El delito es Público, si ya está divulgado, o si fue cometido o se halla en tales circunstancias, que puede y debe juzgarse prudentemente que con facilidad habrá de adquirir divulgación.

El delito es Notorio con notoriedad de derecho, después de la sentencia de un juez competente que haya pasado a cosa juzgada, o después de la confesión del delincuente hecha en juicio.
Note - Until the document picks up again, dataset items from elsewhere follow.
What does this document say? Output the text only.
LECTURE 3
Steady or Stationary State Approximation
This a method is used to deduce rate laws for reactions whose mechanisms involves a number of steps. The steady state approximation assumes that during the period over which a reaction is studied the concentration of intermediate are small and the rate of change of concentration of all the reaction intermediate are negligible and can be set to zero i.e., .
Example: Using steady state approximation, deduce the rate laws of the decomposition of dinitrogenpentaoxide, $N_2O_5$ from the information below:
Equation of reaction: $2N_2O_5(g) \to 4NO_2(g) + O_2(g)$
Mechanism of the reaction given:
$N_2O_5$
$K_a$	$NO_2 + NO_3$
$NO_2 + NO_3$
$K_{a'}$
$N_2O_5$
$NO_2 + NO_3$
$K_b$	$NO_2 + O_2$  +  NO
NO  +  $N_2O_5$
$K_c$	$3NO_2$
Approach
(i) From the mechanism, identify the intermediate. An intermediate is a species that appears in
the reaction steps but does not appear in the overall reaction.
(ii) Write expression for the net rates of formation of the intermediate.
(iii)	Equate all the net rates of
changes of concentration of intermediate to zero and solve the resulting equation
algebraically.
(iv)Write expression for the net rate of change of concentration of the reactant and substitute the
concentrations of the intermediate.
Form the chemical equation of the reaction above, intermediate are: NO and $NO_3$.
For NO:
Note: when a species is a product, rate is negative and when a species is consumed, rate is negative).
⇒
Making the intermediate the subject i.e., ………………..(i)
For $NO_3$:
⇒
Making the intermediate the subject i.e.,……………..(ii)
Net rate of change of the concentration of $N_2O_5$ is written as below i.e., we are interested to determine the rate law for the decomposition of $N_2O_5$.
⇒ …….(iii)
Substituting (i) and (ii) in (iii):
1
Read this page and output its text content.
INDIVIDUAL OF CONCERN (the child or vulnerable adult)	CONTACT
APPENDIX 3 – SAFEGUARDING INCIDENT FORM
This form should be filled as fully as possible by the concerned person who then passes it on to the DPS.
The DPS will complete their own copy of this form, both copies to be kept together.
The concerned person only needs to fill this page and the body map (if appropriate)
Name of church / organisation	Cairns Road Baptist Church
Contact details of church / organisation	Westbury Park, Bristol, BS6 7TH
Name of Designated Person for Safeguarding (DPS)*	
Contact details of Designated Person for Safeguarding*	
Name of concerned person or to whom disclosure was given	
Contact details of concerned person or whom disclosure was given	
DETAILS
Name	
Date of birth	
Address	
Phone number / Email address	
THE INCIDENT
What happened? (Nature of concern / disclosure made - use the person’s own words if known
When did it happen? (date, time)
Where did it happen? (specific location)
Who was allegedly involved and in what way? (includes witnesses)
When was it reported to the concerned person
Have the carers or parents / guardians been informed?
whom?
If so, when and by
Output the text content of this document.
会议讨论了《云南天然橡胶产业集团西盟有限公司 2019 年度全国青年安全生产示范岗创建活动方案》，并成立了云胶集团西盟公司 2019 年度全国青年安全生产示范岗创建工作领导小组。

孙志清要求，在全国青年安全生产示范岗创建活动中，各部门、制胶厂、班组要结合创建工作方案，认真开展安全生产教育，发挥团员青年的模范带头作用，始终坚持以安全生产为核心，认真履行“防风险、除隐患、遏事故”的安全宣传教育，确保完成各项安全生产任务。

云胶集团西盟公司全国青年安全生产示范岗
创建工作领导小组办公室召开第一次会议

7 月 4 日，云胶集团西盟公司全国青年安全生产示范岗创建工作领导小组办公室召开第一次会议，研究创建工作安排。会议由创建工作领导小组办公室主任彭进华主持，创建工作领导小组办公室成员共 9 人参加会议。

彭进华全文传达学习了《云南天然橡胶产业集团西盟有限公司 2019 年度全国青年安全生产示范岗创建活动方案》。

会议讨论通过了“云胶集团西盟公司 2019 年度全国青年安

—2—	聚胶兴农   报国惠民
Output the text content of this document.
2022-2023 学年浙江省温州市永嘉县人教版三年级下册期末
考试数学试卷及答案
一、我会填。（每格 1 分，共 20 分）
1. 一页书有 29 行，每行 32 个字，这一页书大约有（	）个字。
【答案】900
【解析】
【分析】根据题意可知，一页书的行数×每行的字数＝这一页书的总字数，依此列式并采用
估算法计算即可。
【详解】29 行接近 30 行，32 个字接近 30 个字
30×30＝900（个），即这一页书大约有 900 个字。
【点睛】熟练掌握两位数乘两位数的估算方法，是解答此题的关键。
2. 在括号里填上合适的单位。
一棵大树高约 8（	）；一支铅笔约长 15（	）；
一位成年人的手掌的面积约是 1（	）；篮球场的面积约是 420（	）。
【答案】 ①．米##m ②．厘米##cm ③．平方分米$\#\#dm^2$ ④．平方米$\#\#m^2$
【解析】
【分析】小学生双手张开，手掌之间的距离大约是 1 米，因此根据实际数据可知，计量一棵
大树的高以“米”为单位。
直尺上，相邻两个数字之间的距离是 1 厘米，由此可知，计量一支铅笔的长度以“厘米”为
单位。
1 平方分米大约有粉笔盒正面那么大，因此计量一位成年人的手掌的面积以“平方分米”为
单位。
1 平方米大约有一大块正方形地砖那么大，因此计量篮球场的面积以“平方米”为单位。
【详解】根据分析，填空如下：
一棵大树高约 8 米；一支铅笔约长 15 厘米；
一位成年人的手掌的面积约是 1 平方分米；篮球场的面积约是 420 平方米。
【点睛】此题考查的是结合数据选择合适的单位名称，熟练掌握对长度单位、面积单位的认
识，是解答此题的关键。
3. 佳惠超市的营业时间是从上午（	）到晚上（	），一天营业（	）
El delito es Notorio con notoriedad de hecho, si es públicamente conocido y se ha realizado en tales circunstancias, que no puede ocultarse con ningún subterfugio ni puede caber excusa alguna de él al amparo del derecho.

En cuanto a la señal de arrepentimiento antes de morir no basta la mera suposición que tal vez en los últimos instantes, por la infinita misericordia de Dios, se habrá arrepentido de sus culpas y obtenido el perdón, conforme declaró Gregorio XVI en su carta Officium, 16 de febrero de 1842; es preciso que haya algún testimonio fidedigno de que el difunto, antes de expirar, besó, por ejemplo, devotamente el crucifijo o alguna imagen u objeto piadoso, se dio golpes de pecho o manifestó de otra manera su arrepentimiento, pidió que le llamaran un sacerdote, aunque éste no haya llegado a tiempo, etc.

En estos casos debe divulgarse la noticia para que los fieles se enteren y se evite el escándalo que de otra suerte pudiera seguirse de dar sepultura eclesiástica a uno de quien constaba públicamente que era indigno.

DE LOS SUFRAGIOS POR LOS DIFUNTOS

El Canon 1241 es el que establece la respuesta a la pregunta de la semana:

Al que haya sido excluido de la sepultura eclesiástica se le negarán asimismo tanto cualquier Misa exequial, aun las de aniversario, como otros oficios fúnebres públicos.

La privación de sepultura eclesiástica no sólo prohíbe enterrar en sagrado, sino también los actos previos que enumera el canon 1204 ya citado más arriba, y los aniversarios y demás oficios públicos; pero no los que se celebren en privado, aunque sean Misas.

Por los suicidas, pues, puede celebrarse la Misa sólo en privado, y removido todo escándalo; pero en este caso no se toma la Misa De requiem, ni oración especial por el difunto.

Se reza la Misa que corresponde a ese día, y el sacerdote formula en privado la intención.

RESPUESTA DOCTRINAL

De un total de 112 respuestas:

76 contestaron No – (67.86%)

36 contestaron Si – (32.14%)

Según esta estadística la mayoría contestó correctamente.

Insistimos en la importancia de conocer la doctrina de nuestra Iglesia para conservar intacta nuestra fe como nos ha sido mandado por Nuestro Señor y, de esta manera, no correr el riesgo de ser engañados por los errores, que pueden llevarnos a una eternidad sin Dios.